Here’s How One Of The Greatest Marketers In The World Deals With Fear

In today’s ever-changing business landscape, many professionals are opting out of the full-time job market and forging their own paths as entrepreneurs and freelancers. Both job titles entail certain responsibilities and come with unique challenges to professionals who’ve been accustomed to steady work and income. If you’re aspiring to go it on your own, how exactly do you build a client base, find good work and overcome the fear that can cripple the self-employed? To answer this question I turn to Master marketer and New York Times best-selling author Seth Godin, whose vast experiences have allowed him to discern precisely how to make the transition successful.

Mindset is everything

One of the first challenges to overcome is adopting the right mindset, which means knowing the difference between an entrepreneur and a freelancer. Godin used to consider himself an entrepreneur, and in his mind, his focus was on building a business.

“For me, it’s the act of building a business bigger than yourself, probably with someone else’s money…a business that can work and thrive without you there, a business successful enough that you can sell it and give your investors a profit,” explains Godin.

Godin now considers himself a freelancer, which requires a completely different mindset.

“Freelancers are craftspeople who get paid when we work,” he said. “An entrepreneur has to deal with infinity. Your investors want an infinite return because you can grow to be infinitely big. Freelancers live in a finite world because there are only 24 hours in a day. A freelancer achieves more by getting better clients who are easy to work with, pay more and let you do better work. Freelancers don’t want more, they want better.”

How to deal with the fear of failure

Once you’ve adopted the right mindset, you’ll eventually have to confront the fear of failure. In Godin’s mind, part of the reason we feel this fear is because we’re raised in a culture that seeks to create compliant and competent workers who can be cogs in the large industrial complex. Being a cog is nice and comfortable… until it’s not.

“One day a few years ago, 20,000 people at the Ford Motor Company lost their job all in one day,” Godin recalled. “They didn’t get fired for insubordination. They did what they were told until the day their boss realized they weren’t making them enough money, so they were fired. This is happening in more industries and it’s likely going to happen to you, so you as might as well pick yourself first.”
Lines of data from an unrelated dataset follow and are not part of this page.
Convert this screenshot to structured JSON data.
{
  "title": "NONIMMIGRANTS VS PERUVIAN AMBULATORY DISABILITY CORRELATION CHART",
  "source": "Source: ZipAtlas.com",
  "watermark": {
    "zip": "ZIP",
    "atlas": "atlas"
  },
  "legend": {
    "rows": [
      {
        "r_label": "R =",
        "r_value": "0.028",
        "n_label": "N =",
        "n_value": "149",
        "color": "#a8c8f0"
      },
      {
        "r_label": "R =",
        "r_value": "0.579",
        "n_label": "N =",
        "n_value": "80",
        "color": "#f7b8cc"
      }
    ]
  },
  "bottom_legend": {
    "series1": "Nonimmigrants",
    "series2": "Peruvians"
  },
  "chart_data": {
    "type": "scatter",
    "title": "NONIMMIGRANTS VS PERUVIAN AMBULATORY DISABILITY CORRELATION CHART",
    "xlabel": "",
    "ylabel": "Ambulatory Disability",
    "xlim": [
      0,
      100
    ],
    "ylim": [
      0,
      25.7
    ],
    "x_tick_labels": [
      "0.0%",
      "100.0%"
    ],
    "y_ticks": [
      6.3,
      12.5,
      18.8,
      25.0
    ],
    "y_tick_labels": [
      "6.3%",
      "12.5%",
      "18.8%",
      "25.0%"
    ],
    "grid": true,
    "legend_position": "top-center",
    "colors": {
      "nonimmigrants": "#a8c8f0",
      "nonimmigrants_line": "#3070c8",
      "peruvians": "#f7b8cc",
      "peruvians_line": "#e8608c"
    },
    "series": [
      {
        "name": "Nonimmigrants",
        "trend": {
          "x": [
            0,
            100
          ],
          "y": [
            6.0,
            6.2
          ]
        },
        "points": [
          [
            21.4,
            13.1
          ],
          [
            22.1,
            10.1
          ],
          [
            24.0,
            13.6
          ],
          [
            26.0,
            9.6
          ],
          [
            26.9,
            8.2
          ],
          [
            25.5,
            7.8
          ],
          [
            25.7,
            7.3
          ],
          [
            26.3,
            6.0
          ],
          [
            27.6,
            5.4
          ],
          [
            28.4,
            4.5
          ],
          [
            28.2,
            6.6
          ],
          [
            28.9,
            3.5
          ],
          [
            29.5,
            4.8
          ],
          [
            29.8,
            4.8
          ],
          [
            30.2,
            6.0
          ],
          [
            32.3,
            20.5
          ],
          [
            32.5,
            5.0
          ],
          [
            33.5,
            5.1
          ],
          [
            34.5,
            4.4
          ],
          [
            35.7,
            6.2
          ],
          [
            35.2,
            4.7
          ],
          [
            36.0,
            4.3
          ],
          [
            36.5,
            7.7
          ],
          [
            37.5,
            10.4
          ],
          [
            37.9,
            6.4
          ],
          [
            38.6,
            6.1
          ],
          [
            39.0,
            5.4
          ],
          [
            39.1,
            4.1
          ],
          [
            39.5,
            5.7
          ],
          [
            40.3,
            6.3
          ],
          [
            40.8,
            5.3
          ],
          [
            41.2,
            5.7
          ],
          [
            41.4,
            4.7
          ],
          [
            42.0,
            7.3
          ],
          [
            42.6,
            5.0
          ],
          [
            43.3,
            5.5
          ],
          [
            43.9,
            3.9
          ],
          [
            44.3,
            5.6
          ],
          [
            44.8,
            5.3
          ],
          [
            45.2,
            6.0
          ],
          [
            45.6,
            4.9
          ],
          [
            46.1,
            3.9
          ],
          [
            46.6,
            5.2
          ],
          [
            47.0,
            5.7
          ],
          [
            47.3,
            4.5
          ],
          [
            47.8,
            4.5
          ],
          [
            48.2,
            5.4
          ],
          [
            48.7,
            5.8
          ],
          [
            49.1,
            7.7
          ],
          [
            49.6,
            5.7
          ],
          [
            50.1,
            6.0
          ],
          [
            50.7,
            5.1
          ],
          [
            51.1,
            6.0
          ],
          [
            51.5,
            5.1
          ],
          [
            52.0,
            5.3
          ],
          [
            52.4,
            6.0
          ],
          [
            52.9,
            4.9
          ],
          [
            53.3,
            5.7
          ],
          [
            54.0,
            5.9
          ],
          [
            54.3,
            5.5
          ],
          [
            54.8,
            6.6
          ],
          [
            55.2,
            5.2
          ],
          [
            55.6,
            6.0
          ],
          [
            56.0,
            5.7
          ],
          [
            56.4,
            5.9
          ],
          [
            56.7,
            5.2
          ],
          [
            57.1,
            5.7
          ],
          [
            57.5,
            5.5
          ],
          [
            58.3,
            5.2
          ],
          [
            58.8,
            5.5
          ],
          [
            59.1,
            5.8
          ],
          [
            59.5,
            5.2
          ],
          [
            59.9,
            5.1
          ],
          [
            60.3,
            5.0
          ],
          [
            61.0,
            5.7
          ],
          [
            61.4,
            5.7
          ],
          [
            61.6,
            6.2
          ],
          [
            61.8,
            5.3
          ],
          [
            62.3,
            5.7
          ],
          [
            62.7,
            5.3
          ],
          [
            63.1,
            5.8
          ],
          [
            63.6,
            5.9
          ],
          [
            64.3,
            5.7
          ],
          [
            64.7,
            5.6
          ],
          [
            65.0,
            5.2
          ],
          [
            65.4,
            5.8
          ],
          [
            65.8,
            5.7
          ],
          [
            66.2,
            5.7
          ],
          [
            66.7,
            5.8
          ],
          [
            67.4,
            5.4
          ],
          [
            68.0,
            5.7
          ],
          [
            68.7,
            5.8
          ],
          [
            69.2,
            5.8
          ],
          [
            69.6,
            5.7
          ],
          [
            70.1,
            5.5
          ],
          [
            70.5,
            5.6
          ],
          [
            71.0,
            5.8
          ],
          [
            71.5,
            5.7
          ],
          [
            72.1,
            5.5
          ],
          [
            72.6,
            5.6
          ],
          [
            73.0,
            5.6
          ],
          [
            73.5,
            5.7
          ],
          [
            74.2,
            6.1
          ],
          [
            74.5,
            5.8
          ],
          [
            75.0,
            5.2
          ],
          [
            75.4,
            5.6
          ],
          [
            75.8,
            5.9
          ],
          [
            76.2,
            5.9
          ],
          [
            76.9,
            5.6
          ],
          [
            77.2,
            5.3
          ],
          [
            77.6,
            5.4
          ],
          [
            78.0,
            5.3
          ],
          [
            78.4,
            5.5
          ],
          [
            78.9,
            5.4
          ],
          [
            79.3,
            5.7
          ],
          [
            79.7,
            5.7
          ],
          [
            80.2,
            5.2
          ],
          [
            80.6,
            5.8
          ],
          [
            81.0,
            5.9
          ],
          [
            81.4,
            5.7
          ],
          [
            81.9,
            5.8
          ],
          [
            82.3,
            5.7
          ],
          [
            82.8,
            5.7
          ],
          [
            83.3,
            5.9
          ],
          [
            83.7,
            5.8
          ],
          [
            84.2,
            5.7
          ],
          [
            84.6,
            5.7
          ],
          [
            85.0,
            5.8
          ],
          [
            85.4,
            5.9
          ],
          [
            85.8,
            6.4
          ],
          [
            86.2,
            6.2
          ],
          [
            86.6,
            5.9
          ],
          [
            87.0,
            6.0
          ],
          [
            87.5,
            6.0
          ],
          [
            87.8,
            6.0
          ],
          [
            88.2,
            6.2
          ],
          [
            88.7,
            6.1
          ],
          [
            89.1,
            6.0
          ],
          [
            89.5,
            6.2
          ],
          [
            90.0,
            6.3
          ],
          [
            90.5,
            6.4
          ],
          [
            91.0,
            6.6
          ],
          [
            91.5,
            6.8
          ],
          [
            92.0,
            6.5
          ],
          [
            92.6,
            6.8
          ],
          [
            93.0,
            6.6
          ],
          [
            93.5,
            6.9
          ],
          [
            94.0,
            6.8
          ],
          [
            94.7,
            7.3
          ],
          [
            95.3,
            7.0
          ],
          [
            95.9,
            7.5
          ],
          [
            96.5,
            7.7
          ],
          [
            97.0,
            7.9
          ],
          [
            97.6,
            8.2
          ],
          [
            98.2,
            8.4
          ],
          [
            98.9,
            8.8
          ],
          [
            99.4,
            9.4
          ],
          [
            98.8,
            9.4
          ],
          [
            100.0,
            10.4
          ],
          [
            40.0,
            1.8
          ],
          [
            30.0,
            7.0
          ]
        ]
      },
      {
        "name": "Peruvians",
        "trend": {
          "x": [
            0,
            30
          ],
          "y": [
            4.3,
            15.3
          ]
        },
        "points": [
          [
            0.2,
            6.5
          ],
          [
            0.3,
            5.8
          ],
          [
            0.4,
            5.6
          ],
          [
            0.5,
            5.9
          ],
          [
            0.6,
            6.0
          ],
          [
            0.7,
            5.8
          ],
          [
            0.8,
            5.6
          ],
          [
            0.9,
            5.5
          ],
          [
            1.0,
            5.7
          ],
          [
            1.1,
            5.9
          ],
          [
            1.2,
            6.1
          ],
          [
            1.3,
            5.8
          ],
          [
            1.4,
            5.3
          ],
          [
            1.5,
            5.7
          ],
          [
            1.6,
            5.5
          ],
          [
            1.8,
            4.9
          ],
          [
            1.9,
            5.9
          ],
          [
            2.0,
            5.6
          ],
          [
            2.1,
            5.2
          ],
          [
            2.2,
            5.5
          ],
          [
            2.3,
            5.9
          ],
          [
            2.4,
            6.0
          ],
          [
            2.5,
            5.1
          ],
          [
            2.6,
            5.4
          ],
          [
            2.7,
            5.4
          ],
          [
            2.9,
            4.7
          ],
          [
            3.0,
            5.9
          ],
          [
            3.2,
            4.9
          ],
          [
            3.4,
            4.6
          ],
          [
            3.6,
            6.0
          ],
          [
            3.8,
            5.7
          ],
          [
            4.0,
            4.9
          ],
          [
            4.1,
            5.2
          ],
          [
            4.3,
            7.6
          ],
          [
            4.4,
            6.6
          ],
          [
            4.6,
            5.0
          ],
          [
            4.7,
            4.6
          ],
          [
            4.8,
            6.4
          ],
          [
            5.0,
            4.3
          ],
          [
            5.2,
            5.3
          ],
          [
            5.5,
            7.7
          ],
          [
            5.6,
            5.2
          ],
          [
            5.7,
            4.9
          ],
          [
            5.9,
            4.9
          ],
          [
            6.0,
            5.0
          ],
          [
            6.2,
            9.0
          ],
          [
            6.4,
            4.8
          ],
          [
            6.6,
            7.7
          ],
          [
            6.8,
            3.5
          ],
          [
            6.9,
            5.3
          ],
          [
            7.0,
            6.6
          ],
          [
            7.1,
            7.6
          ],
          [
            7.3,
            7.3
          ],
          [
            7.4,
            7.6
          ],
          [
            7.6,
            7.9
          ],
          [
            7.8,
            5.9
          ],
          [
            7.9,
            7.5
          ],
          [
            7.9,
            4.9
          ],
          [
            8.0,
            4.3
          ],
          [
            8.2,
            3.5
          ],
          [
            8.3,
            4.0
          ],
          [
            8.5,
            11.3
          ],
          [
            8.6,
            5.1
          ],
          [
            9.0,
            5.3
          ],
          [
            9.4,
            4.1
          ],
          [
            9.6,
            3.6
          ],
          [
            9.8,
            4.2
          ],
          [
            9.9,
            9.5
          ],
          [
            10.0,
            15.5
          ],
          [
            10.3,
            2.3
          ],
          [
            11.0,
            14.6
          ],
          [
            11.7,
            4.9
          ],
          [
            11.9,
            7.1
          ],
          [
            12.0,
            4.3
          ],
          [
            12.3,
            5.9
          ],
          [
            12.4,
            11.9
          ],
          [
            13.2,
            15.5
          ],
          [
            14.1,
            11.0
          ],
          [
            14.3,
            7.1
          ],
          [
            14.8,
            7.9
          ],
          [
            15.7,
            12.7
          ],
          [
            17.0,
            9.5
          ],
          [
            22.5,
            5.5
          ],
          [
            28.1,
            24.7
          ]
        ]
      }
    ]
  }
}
Picking ourselves leads to new freedom and opportunities, but also comes with fear. It’s a natural byproduct of the decision to work for yourself. Godin wrestles with this fear every day and has learned that the best way to deal with it is to acknowledge it and use it to your advantage. Fear should be seen as a signal to do exactly what it’s telling you not to do. This behavior will ultimately lead you to accomplish truly great things.

“Deep down, every human being is hardwired to avoid failure and fear risk,” Godin explained. “That’s from a part of our brain called the amygdala. We have discomfort and anxiety because the amygdala is trying to get us to survive, but the world it was optimized for disappeared a hundred thousand years ago.”

Once we experience fear, we can recognize it by how it makes us feel. In moments where we experience that fear, the question becomes how to constructively deal with it. The wrong answer, Godin says, is to try and make it go away. Fear doesn’t go away and temporary “fixes” like alcohol only create larger problems down the road. Rather than shove it aside, Godin uses his fear as a compass.

“I feel the fear every single day when I’m about to do something important,” he said. “In fact, the fear tells me that what I’m doing is important. When I feel it, I’m thankful for it letting me know I’m onto something, and then I do that thing.”

This ritual of listening for the fear and doing the thing that makes us afraid helps us in two ways.

“First, the amygdala, which is a wily beast, will begin to calm down because the fear being produced there actually causes us to do the thing our brain wanted us to avoid. The amygdala and the fear also help you develop this inherent sense of where the edge is, and if you can go to those edges, you can make a difference.”

If you’re good enough, you will succeed

Godin would tell you the main way he makes a difference is with his daily blog updates. In fact, if you type “Seth” into Google, his blog is one of the first results that comes up. He grew his blog from 10 readers to over 1 million with no SEO tricks or click bait headlines. He merely offered something valuable that readers wanted to share.

“Growing your blog readership is simple, but it is not easy,” he said. “You start by telling 10 people who know and trust you. They will look at what you made, and if it’s good, they’ll share it of their own volition because they’ll receive a reward from others for sharing it. Now you’ve reached 20 people and it will continue to spread.”

If that doesn’t happen, Godin says you need to create better work. This formula applies to all topics and fields of interest. Godin’s blog is all purpose, but as he explains, you could write a blog for people in the plumbing supply industry with a focus on HVAC, and if you’re content is good enough, the eight people you know in that industry might start reading your blog. Then, if you’re “generous and profound in what you have to say,” your readership will scale enough to increase your ability to actually work in that industry.